Egyptian President Abdel-Fattah El-Sissi addresses delegates at an international security summit in Manama, Bahrain, in this Oct. 30, 2015 photo.


Egypt’s President Abdel Fattah El-Sisi suggested the outlawed Muslim Brotherhood could again play a role in public life if Egyptians would welcome that, ahead of a visit to Britain criticized by rights campaigners.

El-Sisi will arrive in London on Wednesday and meet Prime Minister David Cameron to boost the countries’ ties.

In an interview with the BBC, El-Sisi signaled a possible softening of position toward the Muslim Brotherhood, which he has declared to be a terrorist group.

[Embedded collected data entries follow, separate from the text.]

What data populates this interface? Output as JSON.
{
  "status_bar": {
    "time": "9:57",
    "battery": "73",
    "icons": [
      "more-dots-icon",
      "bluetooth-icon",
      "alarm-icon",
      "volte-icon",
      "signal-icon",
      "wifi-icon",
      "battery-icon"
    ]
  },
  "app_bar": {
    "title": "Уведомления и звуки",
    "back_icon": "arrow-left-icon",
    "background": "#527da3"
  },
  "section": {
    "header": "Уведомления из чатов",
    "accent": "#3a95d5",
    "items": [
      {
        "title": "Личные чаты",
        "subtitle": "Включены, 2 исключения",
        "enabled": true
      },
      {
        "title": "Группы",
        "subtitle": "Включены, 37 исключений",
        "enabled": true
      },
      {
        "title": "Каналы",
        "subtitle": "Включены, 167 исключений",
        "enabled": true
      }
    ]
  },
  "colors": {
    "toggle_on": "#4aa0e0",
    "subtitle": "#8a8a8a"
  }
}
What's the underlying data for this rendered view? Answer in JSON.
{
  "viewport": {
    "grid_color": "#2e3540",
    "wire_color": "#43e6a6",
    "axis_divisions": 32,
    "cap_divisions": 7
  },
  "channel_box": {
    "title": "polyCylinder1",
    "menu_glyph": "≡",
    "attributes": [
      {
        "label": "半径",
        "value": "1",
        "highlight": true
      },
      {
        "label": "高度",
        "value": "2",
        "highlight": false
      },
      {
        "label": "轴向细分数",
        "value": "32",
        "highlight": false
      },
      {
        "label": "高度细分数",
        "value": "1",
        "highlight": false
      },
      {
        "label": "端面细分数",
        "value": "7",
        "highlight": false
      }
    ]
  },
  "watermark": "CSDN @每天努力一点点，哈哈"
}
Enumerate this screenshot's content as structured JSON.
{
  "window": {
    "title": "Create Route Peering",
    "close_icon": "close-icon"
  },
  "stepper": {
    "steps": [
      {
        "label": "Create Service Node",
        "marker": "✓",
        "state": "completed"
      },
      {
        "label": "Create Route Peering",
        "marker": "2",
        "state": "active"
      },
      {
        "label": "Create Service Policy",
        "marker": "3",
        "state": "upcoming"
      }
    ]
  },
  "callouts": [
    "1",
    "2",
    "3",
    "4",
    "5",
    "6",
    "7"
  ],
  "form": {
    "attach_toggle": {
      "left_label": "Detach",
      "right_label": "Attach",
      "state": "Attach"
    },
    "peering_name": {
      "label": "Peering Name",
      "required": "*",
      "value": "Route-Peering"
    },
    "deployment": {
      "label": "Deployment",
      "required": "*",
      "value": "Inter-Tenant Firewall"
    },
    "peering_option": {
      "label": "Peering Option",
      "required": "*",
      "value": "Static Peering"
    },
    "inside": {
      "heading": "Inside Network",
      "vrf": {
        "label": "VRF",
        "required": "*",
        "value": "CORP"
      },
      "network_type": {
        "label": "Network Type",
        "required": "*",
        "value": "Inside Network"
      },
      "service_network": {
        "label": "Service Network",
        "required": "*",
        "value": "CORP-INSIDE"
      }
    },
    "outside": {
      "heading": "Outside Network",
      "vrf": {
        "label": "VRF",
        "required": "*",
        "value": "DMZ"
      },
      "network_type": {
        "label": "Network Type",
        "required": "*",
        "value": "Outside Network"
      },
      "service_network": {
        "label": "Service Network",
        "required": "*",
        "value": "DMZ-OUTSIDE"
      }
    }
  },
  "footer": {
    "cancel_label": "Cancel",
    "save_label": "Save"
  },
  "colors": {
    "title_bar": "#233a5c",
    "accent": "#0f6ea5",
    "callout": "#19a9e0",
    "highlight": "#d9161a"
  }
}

“The problem doesn’t lie with the government and it doesn’t lie with me. It lies with public opinion, with Egyptians. Egyptians are peaceful people and they don’t like violence. They reacted against the Muslim Brotherhood and are wary of them,” El-Sisi said in the TV interview, due to be broadcast in full on Thursday. “This country is big enough to accommodate all of us. They are part of Egypt and so the Egyptian people must decide what role they can play.”

Cameron’s spokeswoman has said “no issues will be off the table” when the two leaders meet on Thursday.

The Egyptian leader told the BBC efforts to improve democracy in Egypt were “a work in progress” which would take time, but his people now had the right to choose their leader.

“Now a president can only serve one or maximum two terms. Never again will Egyptians be ruled against their will,” he said.

“No one is oppressed in Egypt, but we are living through incredible times,” El-Sisi said. “Egypt doesn’t want to become like other countries in the region.”

Meanwhile, Daesh insisted it brought down a Russian plane that crashed in Egypt’s Sinai Peninsula, providing no new details but challenging skeptics to prove otherwise.

In an audio statement posted on social media sites on Wednesday, Daesh said it would announce the details of the alleged attack when it chooses.

“We are under no obligation to explain how it came down,” Daesh said in the statement, posted a day after it released a video showing its fighters in Iraq celebrating the incident.

“Bring the wreckage and search it, bring your black boxes and analyze them, and tell us the results of your investigation,” a man said in the recording. “Prove that we didn’t bring it down, and how it came down. We will detail how it came down at the time of our choosing.”